03 de novembro de 2012 | 14h45

Estou numa lan house aqui do Centro, daqui a pouco terminam meus créditos e eu não vou renovar, por isso tenho de postar logo. Na sequência de ‘Velozes e Furiosos 5’, continuei zapeando na TV paga, hoje pela manhã, e tombei sobre… ‘Entre Dois Amores’. Não me canso de rever o filme de Sydney Pollack que venceu o Oscar. A baronesa Karen Blixen ama o aventureiro Denys Hitton-Finch, ele lhe apresenta uma África mítica, romântica qe está terminando e, qando realmente acaba, ela volta à Dinamarca para virar Isak Dinesen. Numa cena, Meryl Streep está voltando para a casa na fazenda e acelera o passo. Na varanda, Robert Redford, Denys, está dormindo.
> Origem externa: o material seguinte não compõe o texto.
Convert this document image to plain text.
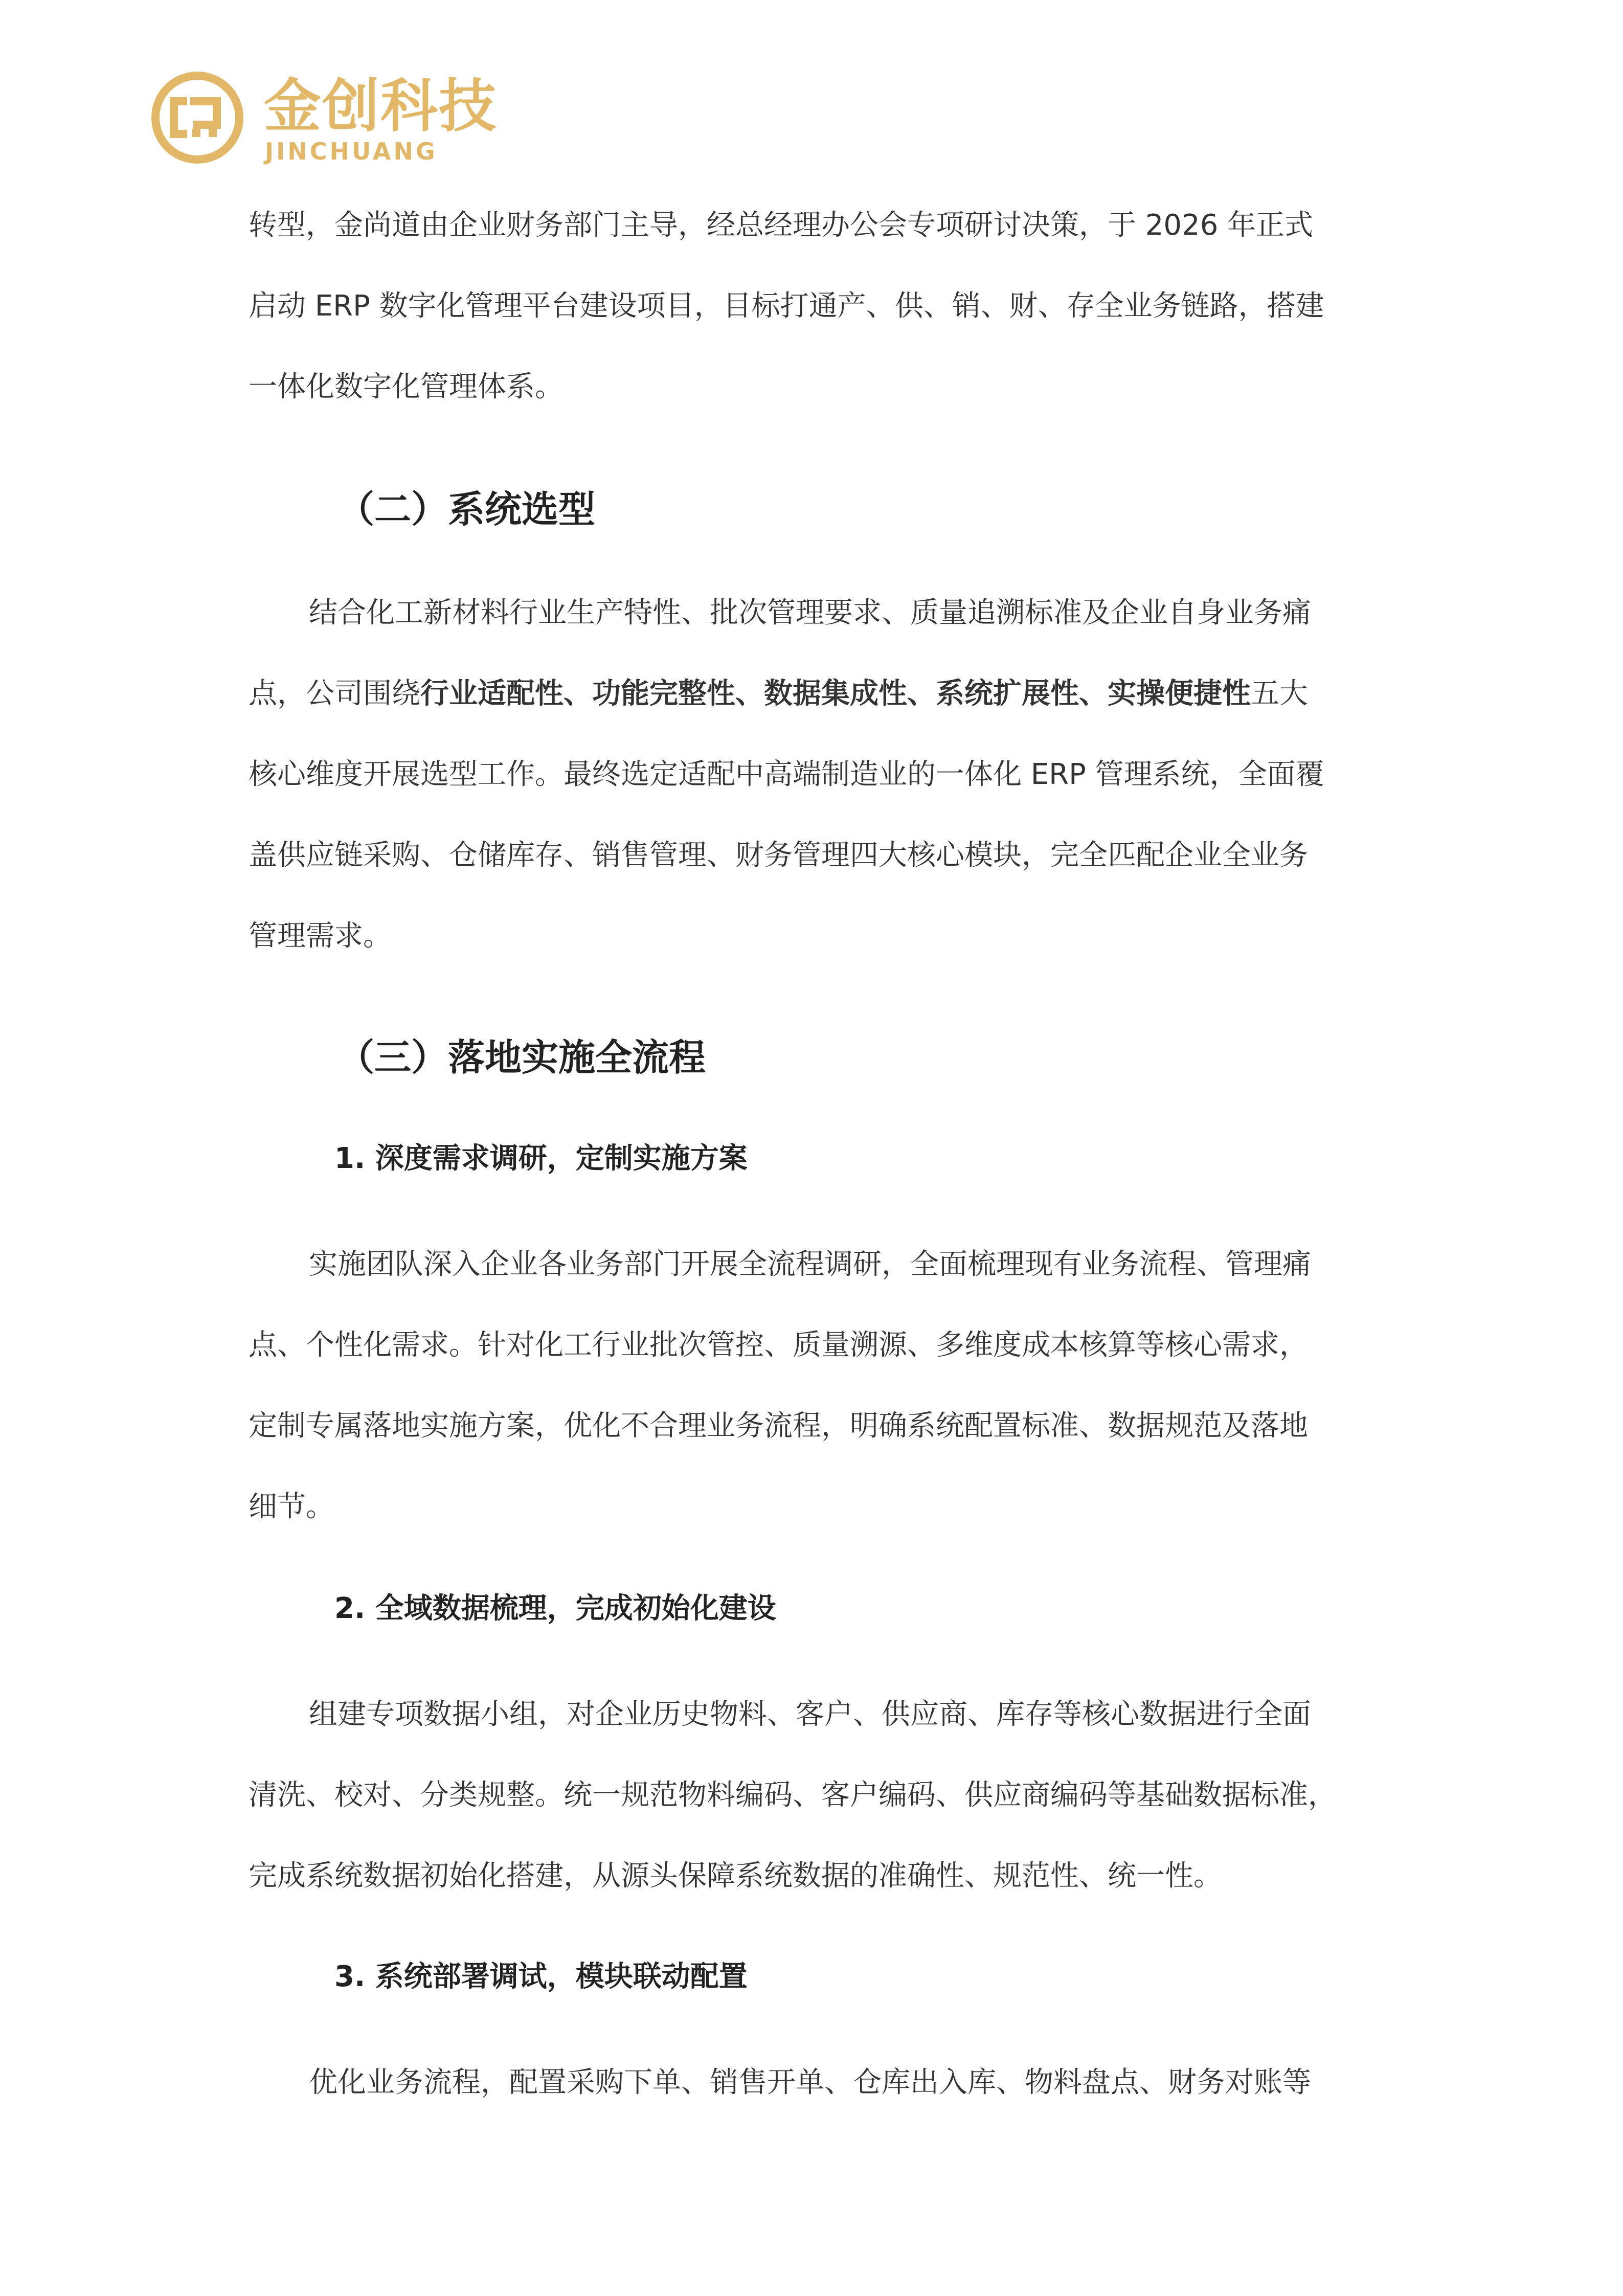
金创科技
JINCHUANG
转型，金尚道由企业财务部门主导，经总经理办公会专项研讨决策，于 2026 年正式
启动 ERP 数字化管理平台建设项目，目标打通产、供、销、财、存全业务链路，搭建
一体化数字化管理体系。
（二）系统选型
结合化工新材料行业生产特性、批次管理要求、质量追溯标准及企业自身业务痛
点，公司围绕行业适配性、功能完整性、数据集成性、系统扩展性、实操便捷性五大
核心维度开展选型工作。最终选定适配中高端制造业的一体化 ERP 管理系统，全面覆
盖供应链采购、仓储库存、销售管理、财务管理四大核心模块，完全匹配企业全业务
管理需求。
（三）落地实施全流程
1. 深度需求调研，定制实施方案
实施团队深入企业各业务部门开展全流程调研，全面梳理现有业务流程、管理痛
点、个性化需求。针对化工行业批次管控、质量溯源、多维度成本核算等核心需求，
定制专属落地实施方案，优化不合理业务流程，明确系统配置标准、数据规范及落地
细节。
2. 全域数据梳理，完成初始化建设
组建专项数据小组，对企业历史物料、客户、供应商、库存等核心数据进行全面
清洗、校对、分类规整。统一规范物料编码、客户编码、供应商编码等基础数据标准，
完成系统数据初始化搭建，从源头保障系统数据的准确性、规范性、统一性。
3. 系统部署调试，模块联动配置
优化业务流程，配置采购下单、销售开单、仓库出入库、物料盘点、财务对账等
Não me lembrava da cena. Ela não diz nada, pega uma cadeira, senta-se e fica a contemplar o cara. Pollack já fizera de Redford o belo adormecido numa cena de ‘Nosso Amor de Ontem’, com Barbra Streisand. Lá, era uma metáfora da alienação dele, em contraste com a militância dela. Aqui, te mais a ver com o aspecto onírico do relato, com a África sonhada. Amo o diálogo do filme. Karen diz a Denys que tem de devolver a bússola que ele lhe emprestou. Ele responde que ela pode ficar. Na maior parte do tempo, não lhe interessa saber onde está indo e por isso ele admira tanto os masais, que vivem o presente. Numa cena inesquecível, Denys mostra a África do alto, de avião, para Karen. Já vi aquilo umas 100 vezes. Deus me ajude que veja outras 100.